Heck, we're so airtight that you can't even sign into an Apple ID on them

 

[jonnysods]

I wouldn't even sign into my icloud on a work machine, I'd keep them separate for sure.

 

[mainomega]

JAMF doesn't pick up any of these as installed applications. Neither does Crowdstrike.

 

[IIGS User]

I tried the iPhone mirroring on my personal Mac and it really wasn't a make or break feature for me. It was neat to fiddle with a bit.

Everything at work where I am is Windows, Windows, Windows.

Our AUP allows for "casual personal use" which is broadly defined. Basically, so long as you're not running an Ebay business, hosting an Only Fans, online betting, or doing anything prurient adjacent they don't seem to care. Anything I don't want my employer to see I keep off my work computer. On one hand, it's a large organization and they have the resources to look at everything. On the other hand, it's a large organization with a lot of people. It would take a GDR Stasi like operation to track it all.

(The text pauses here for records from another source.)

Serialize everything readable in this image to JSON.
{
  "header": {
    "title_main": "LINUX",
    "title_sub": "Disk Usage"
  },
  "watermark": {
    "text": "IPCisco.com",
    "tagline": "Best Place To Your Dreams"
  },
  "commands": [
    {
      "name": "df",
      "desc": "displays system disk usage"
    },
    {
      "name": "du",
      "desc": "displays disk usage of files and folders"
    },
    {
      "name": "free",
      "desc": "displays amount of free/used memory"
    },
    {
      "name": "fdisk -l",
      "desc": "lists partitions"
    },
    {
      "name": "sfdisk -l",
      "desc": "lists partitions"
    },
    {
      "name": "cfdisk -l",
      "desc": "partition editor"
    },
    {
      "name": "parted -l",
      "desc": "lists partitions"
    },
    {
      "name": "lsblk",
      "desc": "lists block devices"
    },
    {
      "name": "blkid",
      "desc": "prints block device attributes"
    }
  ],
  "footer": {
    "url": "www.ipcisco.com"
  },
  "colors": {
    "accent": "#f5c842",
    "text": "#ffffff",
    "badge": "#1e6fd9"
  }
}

Either way, there's little if anything I do that would interest anyone else. I'm a very very boring person. If it's something that requires the utmost secrecy, I avoid digital communications anyway.

 

[falkon-engine]

I would never use this on a corporate Mac anyways nor would I sign in to my personal iCloud account either. I have a Washington post test for my work laptop. I consume zero content on that machine that I wouldn’t mind being printed in the Washington post (or similar) newspaper.

 

[hagjohn]

Call me when my phone can become a desktop, when connected to a mouse/keyboard and monitor.